Ethereum Versus NEM - The Obvious Choice

                               


Lots of new projects and startups are coming into the crypto space. Right now, more than 10 ICOs are running at the same time, and every day we see more and more coming.


It is very important to focus on the planification and procedures of everything related to blockchain technology when we want to start a new project. The money and confidence of thousands of investors is one of the most difficult things to achieve in this early stage, and The DAO incident is still present in the minds of every single member of the ecosystem.


Every entrepreneur in the world knows how difficult is to run a startup, and one of the most important things to have in mind is that the confidence of the clients is really difficult to achieve and really easy is to lose, and this behavior is even more accentuated in our sector.


The blockchain ecosystem has long had massive software catastrophes one after another, and this is probably one of the reasons for its slowed expansion. Because of this, we need now, more than ever, a development framework which lets us build robust applications with the highest level of security possible.


Nowadays, Ethereum is the blockchain system which provides us more flexibility to build Smart Contract based systems. It has a broad range of development tools made by and for developers, and some of its architecture and security standards have been well defined.


However, Ethereum contracts are still like legal contracts in the ancient Greek age, where humans had some “secure” and standardized contracts but when they had to write more complex contracts, lots of tricks and backdoors appeared.


This sticking point for lots of developers and entrepreneurs is one of their highest pains right now.

We can compare Ethereum with the Android OS. Android, for example, is really useful because it lets developers make mobile apps easily, but one of the tradeoffs for this is the security. Lots of phishing apps have been discovered, and lots of money has been lost because of this broad freedom to create mobile apps provided by Android.
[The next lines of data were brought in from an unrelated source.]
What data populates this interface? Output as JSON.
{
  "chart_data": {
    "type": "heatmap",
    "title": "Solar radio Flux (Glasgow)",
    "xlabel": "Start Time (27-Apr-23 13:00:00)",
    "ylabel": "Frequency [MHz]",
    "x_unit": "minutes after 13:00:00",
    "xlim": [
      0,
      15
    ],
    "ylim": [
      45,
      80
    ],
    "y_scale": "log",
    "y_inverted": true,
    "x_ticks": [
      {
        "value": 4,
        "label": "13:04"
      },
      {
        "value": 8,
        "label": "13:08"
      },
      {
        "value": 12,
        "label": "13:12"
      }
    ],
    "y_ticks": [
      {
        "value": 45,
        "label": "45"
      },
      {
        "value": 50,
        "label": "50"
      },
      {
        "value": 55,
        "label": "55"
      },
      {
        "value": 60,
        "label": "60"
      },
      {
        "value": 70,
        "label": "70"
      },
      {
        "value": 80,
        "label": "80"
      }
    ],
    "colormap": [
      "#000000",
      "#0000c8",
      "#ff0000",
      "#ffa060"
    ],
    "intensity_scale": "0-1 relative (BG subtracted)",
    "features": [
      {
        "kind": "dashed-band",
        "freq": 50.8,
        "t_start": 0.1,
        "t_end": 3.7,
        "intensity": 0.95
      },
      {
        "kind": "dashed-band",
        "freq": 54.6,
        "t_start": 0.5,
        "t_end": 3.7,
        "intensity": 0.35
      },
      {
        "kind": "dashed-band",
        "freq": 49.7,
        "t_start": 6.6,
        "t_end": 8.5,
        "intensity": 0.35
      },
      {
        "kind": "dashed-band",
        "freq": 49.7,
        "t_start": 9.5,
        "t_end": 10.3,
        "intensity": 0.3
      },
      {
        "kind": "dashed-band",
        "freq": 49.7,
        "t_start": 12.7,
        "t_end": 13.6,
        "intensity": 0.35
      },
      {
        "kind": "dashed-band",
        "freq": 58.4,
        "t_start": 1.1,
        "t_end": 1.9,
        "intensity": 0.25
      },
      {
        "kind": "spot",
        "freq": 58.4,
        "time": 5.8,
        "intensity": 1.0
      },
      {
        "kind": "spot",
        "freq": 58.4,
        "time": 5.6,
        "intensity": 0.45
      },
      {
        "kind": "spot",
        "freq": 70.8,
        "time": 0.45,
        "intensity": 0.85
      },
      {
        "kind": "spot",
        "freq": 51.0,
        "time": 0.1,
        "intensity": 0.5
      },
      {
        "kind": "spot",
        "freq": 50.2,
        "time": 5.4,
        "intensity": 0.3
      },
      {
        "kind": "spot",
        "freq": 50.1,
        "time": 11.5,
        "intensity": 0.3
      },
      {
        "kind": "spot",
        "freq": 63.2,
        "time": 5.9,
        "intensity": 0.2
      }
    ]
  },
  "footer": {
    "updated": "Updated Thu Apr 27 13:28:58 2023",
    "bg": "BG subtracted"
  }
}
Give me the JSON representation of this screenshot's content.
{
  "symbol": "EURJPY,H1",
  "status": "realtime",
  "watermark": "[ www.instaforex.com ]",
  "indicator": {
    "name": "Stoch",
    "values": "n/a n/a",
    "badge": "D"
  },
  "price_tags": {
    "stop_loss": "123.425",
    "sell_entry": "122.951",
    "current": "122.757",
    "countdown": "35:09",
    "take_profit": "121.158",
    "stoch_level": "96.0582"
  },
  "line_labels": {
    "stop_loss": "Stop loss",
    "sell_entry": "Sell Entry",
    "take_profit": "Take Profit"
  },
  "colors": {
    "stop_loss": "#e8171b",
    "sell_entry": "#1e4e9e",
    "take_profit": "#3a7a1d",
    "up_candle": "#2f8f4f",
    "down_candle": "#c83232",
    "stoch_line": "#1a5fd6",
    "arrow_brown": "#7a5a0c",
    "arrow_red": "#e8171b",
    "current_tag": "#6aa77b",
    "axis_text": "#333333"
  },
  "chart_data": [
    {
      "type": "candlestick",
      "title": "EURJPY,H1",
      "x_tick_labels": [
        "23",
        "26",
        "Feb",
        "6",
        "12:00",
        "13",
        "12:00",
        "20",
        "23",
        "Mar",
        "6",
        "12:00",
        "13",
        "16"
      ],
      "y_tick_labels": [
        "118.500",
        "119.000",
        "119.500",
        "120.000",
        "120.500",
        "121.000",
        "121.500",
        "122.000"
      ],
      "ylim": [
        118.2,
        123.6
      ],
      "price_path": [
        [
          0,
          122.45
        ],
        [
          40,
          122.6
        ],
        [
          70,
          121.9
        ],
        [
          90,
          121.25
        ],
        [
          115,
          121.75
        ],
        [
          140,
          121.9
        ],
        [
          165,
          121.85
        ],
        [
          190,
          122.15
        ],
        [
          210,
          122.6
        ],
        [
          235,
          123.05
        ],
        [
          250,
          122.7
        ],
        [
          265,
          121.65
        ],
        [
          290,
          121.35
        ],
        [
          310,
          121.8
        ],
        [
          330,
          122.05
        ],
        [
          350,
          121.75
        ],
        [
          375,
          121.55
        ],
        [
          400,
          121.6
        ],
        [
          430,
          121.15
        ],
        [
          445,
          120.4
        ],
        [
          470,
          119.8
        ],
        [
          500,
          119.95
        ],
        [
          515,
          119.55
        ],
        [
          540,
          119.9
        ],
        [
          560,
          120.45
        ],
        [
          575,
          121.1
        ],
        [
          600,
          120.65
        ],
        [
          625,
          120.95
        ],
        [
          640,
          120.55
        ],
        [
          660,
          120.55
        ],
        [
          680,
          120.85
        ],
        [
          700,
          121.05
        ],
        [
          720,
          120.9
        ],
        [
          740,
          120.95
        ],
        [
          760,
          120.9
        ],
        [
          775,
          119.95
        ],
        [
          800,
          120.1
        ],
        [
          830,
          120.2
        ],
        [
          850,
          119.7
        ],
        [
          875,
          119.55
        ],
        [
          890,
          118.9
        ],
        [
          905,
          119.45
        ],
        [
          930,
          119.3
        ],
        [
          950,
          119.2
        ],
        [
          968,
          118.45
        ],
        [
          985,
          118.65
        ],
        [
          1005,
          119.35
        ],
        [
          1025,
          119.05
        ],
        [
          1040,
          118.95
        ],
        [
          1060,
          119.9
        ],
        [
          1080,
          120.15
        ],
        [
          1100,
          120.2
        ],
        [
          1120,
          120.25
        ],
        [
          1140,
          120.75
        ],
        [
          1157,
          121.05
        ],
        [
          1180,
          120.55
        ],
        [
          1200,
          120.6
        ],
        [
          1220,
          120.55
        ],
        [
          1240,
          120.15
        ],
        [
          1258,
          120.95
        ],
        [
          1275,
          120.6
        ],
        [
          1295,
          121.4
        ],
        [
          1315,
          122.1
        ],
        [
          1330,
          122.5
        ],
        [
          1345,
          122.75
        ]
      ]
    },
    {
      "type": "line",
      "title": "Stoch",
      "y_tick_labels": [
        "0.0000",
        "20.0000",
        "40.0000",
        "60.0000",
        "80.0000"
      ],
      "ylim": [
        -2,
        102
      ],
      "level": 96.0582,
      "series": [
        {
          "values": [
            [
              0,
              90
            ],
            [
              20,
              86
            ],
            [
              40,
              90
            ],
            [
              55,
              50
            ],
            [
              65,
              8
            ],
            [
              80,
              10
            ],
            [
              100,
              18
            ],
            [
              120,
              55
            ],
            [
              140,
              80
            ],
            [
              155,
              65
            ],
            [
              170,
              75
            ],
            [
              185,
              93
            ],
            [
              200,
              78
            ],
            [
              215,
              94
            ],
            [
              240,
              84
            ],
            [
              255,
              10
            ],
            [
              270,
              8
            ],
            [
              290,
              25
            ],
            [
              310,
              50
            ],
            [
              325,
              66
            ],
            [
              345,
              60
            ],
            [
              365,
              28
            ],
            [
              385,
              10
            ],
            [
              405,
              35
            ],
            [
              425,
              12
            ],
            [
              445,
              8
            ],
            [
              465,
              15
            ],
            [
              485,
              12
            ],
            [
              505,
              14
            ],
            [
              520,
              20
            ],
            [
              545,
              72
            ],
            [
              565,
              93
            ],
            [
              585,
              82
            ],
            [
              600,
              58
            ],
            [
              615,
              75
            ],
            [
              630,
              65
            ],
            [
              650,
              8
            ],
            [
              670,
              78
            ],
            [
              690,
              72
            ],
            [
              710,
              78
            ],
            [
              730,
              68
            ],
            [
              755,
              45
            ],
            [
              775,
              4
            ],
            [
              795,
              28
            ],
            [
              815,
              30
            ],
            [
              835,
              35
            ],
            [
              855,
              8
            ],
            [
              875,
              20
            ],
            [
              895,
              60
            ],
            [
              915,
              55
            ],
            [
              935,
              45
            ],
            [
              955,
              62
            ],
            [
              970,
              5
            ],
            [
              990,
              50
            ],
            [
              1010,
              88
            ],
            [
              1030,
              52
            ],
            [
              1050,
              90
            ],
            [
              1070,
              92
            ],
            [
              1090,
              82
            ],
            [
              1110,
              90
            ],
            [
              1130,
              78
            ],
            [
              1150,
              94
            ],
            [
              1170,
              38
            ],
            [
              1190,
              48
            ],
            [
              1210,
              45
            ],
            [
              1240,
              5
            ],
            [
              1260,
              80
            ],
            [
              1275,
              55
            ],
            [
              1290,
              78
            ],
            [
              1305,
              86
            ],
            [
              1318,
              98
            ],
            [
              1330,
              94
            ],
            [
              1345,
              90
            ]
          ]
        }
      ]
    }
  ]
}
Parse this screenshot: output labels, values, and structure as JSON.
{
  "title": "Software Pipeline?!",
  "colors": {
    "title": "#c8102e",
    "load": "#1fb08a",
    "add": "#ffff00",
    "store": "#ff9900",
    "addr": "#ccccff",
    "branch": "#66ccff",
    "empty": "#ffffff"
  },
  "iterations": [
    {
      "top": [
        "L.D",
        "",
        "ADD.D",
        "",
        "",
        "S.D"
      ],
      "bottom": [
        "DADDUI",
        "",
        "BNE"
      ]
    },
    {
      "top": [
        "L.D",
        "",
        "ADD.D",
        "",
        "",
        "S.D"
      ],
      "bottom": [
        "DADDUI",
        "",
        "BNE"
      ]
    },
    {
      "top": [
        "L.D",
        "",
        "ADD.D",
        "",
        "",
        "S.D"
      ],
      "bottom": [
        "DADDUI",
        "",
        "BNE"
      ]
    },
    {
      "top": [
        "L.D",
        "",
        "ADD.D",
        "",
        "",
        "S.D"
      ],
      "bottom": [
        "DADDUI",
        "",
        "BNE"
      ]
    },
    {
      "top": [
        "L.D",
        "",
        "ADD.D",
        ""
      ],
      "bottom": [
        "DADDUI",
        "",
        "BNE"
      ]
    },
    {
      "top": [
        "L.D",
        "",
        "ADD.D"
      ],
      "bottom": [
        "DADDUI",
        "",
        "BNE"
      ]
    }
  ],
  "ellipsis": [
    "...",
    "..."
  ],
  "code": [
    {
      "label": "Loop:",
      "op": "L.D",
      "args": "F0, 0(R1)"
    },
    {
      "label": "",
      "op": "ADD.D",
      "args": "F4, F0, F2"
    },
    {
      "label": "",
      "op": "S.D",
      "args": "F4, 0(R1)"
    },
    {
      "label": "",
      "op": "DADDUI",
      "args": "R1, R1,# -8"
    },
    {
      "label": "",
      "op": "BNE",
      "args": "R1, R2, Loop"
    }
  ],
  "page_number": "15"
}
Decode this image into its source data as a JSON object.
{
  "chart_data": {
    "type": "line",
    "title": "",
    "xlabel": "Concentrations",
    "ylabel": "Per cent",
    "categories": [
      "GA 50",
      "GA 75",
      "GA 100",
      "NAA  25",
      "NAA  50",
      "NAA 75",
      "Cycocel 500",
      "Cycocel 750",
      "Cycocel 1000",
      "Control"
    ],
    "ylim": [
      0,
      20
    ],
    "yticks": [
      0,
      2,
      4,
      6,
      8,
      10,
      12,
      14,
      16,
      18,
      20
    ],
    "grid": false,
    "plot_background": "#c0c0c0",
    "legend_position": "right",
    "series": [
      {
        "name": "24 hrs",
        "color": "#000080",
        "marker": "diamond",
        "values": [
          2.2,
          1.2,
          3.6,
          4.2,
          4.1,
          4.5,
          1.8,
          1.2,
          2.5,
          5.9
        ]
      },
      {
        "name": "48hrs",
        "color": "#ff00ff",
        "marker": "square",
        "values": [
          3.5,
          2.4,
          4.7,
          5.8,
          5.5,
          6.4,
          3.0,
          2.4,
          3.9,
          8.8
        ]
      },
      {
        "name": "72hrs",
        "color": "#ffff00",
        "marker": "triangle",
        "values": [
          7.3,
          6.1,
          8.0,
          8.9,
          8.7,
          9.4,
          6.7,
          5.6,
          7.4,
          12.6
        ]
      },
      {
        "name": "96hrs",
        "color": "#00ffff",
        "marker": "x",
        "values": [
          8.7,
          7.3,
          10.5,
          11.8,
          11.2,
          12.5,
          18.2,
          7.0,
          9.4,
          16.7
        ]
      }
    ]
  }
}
We also spend lots of time thinking about how to promote adoption on blockchain technology. For this to happen, we probably need some more simple applications which are more secure, so we can promote its use while developing more complex systems and testing them.


Here’s where NEM kicks in. NEM was built from scratch and has been tested by many banks and big corporations. With extensive enterprise developing experience under their belts, several full-time NEM developers write and execute thousands of tests before every development cycle and release, and this gives NEM a very secure core.


NEM’s approach is to let developers use a wide range of combinable functionalities which let them build powerful applications based on a closed set of atomic operations, and opens the network to almost any technological combination thanks to its REST API. Notably, mix matching and combining Namespaces (unique domains), Mosaics (customizable assets), 2.0 multisig contracts, and three forms of messaging, allows for a wide variety of application frameworks to be built. By assigning meaning to these different functions and combining these in various ways a wide range of applications are currently under development including apps for transmitting financial value, notarizations, tracking and logistics, voting, land management, ID management, and more.


NEM's architecture makes it very simple for developers to build blockchain applications in almost every device with the same degree of decentralization and security. To give an example, the NEM NanoWallet can run on a desktop and smartphone without any problem and can be used as a boilerplate to build more complicated applications making customized apps built with it accessible on Windows, Mac, Linux, iOS, and Android.

Another critical thing for a decentralized application is scalability. Right now, Ethereum can have at most, near 15 transactions per second, while NEM can scale to hundreds of transactions per second, and has already been tested privately and independently to scale to thousands of transactions per second in the Catapult release. Catapult is currently in a closed beta and is scheduled to go live in 2017 if all goes well.

But the most important thing is the following; NEM has never had a serious security issue. The commitment of the NEM Foundation and the core developers with regards to the security and the availability of the network is of utmost importance, and this gives to the community, third-party developers, and investors a guarantee which is hard to equalize.

No one doubts on the strong potential of both technologies, and right now NEM seems to be a more stable choice for building new applications which have to support real business models and do so now. Its security and development facilities can let blockchain entrepreneurs focus on relevant problems and not in technical difficulties, and its learning curve is far and away smoother than the Ethereum.

NEM is great for lots and lots of applications that many people would want and it is easy to build on. Ethereum is better for very specialized projects but needs somebody who has a very high level of skill to do it exactly right. Whereas, in NEM, it’s already done for you, so you can't really hurt yourself if you go wrong.